郷原氏の解説は、日経ビジネスオンラインの連載で読むことができる。
●代表秘書逮捕、検察強制捜査への疑問:3/11
●「ガダルカナル」化する特捜捜査:3/17
●小沢代表秘書刑事処分、注目すべき検察の説明:3/24
●検察は説明責任を果たしたか:3/25

この事件に関して、3月20日付朝日新聞「私の視点」で、検察に説明責任はないと主張している元検事・堀田力氏を郷原氏は批判し、『今回の事件については、他の手段によって対処可能な単なる「形式犯」ではない、実質を伴った悪質な犯罪だと判断した根拠と基本的な考え方について検察に明確な説明が求められるのは当然だ』と述べている。
さらに、この事件について、検察によって明確な説明が行われないまま、政治状況や世論に多大な影響を与えてしまうのであれば、これは検察による一種の「テロ」のようなものだとまで郷原氏は断じている。
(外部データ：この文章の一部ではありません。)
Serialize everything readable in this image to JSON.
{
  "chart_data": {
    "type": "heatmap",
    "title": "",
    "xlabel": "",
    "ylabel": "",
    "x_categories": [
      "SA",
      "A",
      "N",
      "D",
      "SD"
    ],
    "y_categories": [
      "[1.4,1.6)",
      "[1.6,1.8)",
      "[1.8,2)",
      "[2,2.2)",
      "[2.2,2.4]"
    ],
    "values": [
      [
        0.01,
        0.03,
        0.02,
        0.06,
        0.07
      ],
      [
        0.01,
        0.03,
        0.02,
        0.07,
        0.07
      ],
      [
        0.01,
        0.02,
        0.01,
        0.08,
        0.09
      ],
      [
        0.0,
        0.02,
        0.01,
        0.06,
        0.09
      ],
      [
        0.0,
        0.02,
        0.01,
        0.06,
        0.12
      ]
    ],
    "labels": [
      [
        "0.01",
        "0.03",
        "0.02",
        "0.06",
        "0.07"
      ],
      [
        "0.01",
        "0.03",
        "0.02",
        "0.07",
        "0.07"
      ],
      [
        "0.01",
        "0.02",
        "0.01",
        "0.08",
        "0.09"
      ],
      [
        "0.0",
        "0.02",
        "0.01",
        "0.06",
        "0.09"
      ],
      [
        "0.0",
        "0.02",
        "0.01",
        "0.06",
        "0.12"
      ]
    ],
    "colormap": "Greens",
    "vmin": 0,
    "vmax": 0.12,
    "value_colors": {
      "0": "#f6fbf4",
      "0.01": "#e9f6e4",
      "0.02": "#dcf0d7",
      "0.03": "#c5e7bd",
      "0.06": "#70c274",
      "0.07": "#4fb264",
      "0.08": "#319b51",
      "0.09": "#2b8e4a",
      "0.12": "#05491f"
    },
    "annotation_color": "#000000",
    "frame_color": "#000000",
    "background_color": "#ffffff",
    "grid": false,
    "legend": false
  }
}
今回の事件では、小沢氏の公設第一秘書が逮捕されて以来、「捜査関係者の話」として、夥しい情報が検察からリークされ、それを「大本営発表」の如く垂れ流す相変わらずのマスコミによって、小沢氏がダーティな政治家であるという印象操作が行われ、世論が誘導されている。
3月26日のビデオニュースは、郷原氏をゲストに招き、現時点での状況分析を行っている。この番組のなかで、郷原氏は、今回の東京地検特捜部の捜査は、初歩的なミスであり、失敗であると断言している。それと同時に、マスコミの偏向報道の酷さについても触れている。
●検察は説明責任を果たしているか(有償放送)

捜査関係者の話として、逮捕された大久保容疑者は、ダミー政治団体からの献金が実は西松からのものであることを認識していたと供述したと、あたかも犯罪性を認める供述をしたかのように、NHKはニュースのトップ項目として報道したらしい。しかし、同法では、直接の献金者を報告書に明記すれば良いので、献金の原資が西松からのものであることを大久保氏が知っていたこと自体には何ら違法性はない。ところが、これをあたかも大久保氏が犯罪であることを知っていながら違法献金を受けたかのようにNHKは大々的に報じている。この点について郷原氏は、『公共放送の報道としては考えられないこと』だと断罪している。また、法曹人のなかでも最も政治資金規正法に知悉しているであろう郷原氏は新聞やテレビの求めによって解説を続けているが、驚いたことに、NHK、日本テレビ、TBSなどは、何故か郷原氏への取材が全くないそうだ。検察に言われたまま、検察の意向のままを垂れ流すしかない報道番組の偏向ぶりが露骨に示されている事実ではないだろうか。

民主党は、記者会見を、記者クラブという閉鎖的な大手マスコミ談合組合に限定せず、ビデオニュースなどのメディアにも開放している。先の小沢氏の記者会見で、ビデオニュースの神保氏は、小沢政権が実現したら、沖縄密約事件についての情報を開示するかと問うている。小沢氏は、日本はもっと開かれた、オープンな社会になるべきであるという持論を示し、そのような方針で対応すると回答した。

民主党は、大本営発表報道でマスゴミが誘導した「世論」に屈せず、堂々と、検察に説明責任を果たすよう求め、この逆境を、特捜検察のあり方と、マスコミ報道のあり方を質す機会へと昇華してほしい。